Home | About | Sematext search-lucene.com search-hadoop.com
 Search Hadoop and all its subprojects:

Switch to Threaded View
Hadoop >> mail # general >> one or more file system


Copy link to this message
-
Re: one or more file system
RAID5 is suboptimal for HDFS due to the spindle imbalance issue (among
other problems). Read this paper for details:

"Disks are like Snowflakes: No Two Are Alike"
www.usenix.org/event/hotos11/tech/final_files/Krevat.pdf

For best performance configure your storage as JBOD instead of RAID,
format each spindle as a separate ext4 filesystem, and put a datadir
on each spindle.

Your disk array will have a configuration utility to set JBOD instead
of RAID. Please consult the documentation for your disk array for the
details.

If you must use RAID5 then one filesystem and one datadir is your best option.

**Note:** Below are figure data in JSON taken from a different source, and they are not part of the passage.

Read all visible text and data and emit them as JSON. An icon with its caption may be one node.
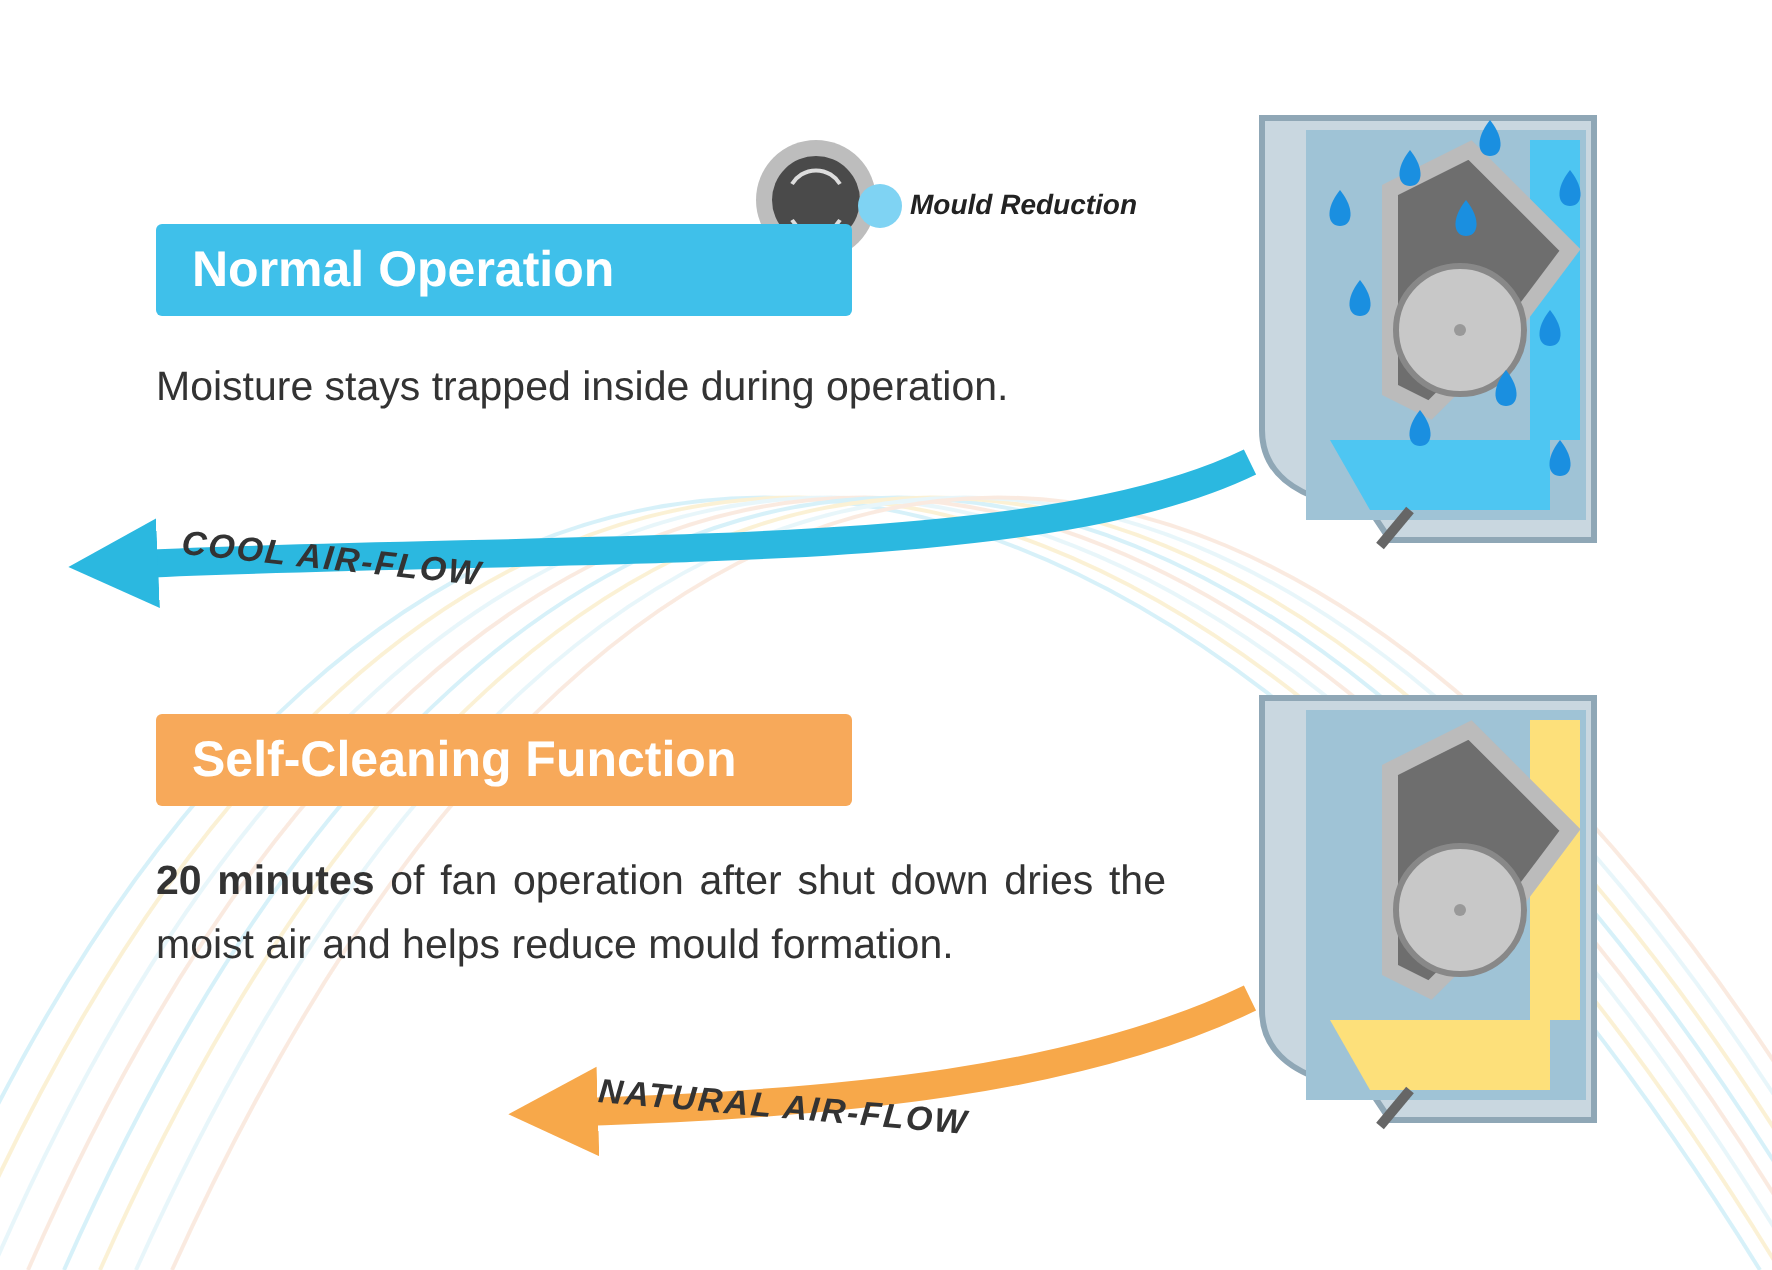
{
  "diagram": {
    "nodes": [
      {
        "text": [
          "Normal Operation"
        ]
      },
      {
        "text": [],
        "shape": "picture"
      },
      {
        "text": [
          "Self-Cleaning Function"
        ]
      },
      {
        "text": [],
        "shape": "picture"
      }
    ],
    "edges": [
      {
        "from": 1,
        "to": null,
        "arrow": "to",
        "label": "COOL AIR-FLOW",
        "color": "#2bb8e0"
      },
      {
        "from": 3,
        "to": null,
        "arrow": "to",
        "label": "NATURAL AIR-FLOW",
        "color": "#f7a84a"
      }
    ],
    "labels": [
      "Mould Reduction",
      "Moisture stays trapped inside during operation.",
      "**20 minutes** of fan operation after shut down dries the moist air and helps reduce mould formation."
    ]
  }
}
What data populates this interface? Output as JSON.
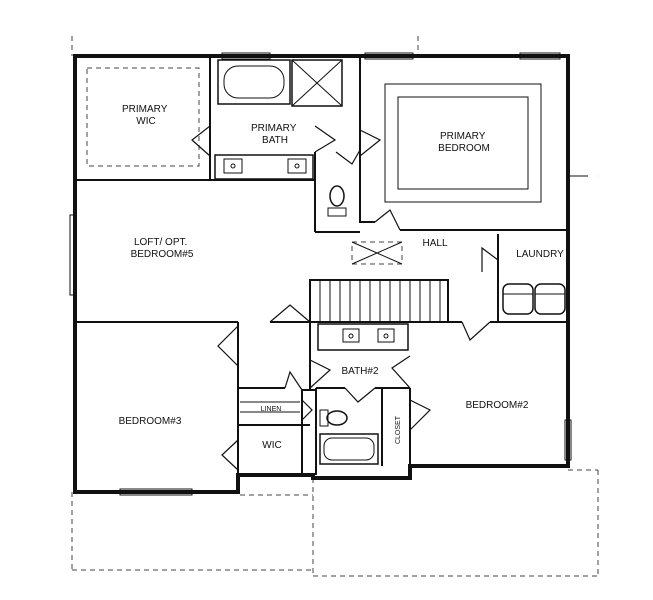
{
  "rooms": {
    "primary_wic": [
      "PRIMARY",
      "WIC"
    ],
    "primary_bath": [
      "PRIMARY",
      "BATH"
    ],
    "primary_bedroom": [
      "PRIMARY",
      "BEDROOM"
    ],
    "loft": [
      "LOFT/ OPT.",
      "BEDROOM#5"
    ],
    "hall": "HALL",
    "laundry": "LAUNDRY",
    "bath2": "BATH#2",
    "bedroom2": "BEDROOM#2",
    "bedroom3": "BEDROOM#3",
    "linen": "LINEN",
    "wic": "WIC",
    "closet": "CLOSET"
  }
}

For *BAD* performance, put multiple logical volumes on a single RAID
and put multiple datadirs on the RAID. This will result in low IOPS,
low throughput, and high contention.

-andy

On Tue, Oct 9, 2012 at 2:13 AM, Xiang Hua <[EMAIL PROTECTED]> wrote:
> Hi,
>    but how to "configure disk array as JBOD", we plan to use disk array
> with RAID5 and make LUN of 1T.
>   so we have many LUN of the size of 1T. and we mkfs on every LUN,so we
> have  12 fs /data1...../data12, which will be put into HDFS.
>
>
> Best R.
>
> beatls
>
> On Tue, Oct 9, 2012 at 1:45 AM, Andy Isaacson <[EMAIL PROTECTED]> wrote:
>
>> On Mon, Oct 8, 2012 at 8:30 AM, Xiang Hua <[EMAIL PROTECTED]> wrote:
>> > Hi,
>> >    we have 4T disk from a diskarray.
>> >    i want to split 2T*1 to 1T*2, then add to HDFS, which leads to more
>> > local storage directories.
>> >    this time we have 12 local directories(1T), is ti harmful to hdfs
>> > performance?
>>
>> Assuming you're running a modern Hadoop on a recent Linux (2.6.38 or
>> later, or RHEL6):
>>
>> For best performance you should configure your disk array as JBOD
>> rather than RAID, then put one ext4 filesystem on each spindle. Do not
>> put multiple storage directories on a single spindle, that results in
>> very bad performance and no benefit over a single storage directory
>> per spindle. And do not put multiple spindles under a single storage
>> directory, that results in poor utilization and bad performance with
>> no significant benefit.
>>
>> 12 local storage directories will perform just fine assuming you have
>> enough CPU power to use them.
>>
>> -andy
>>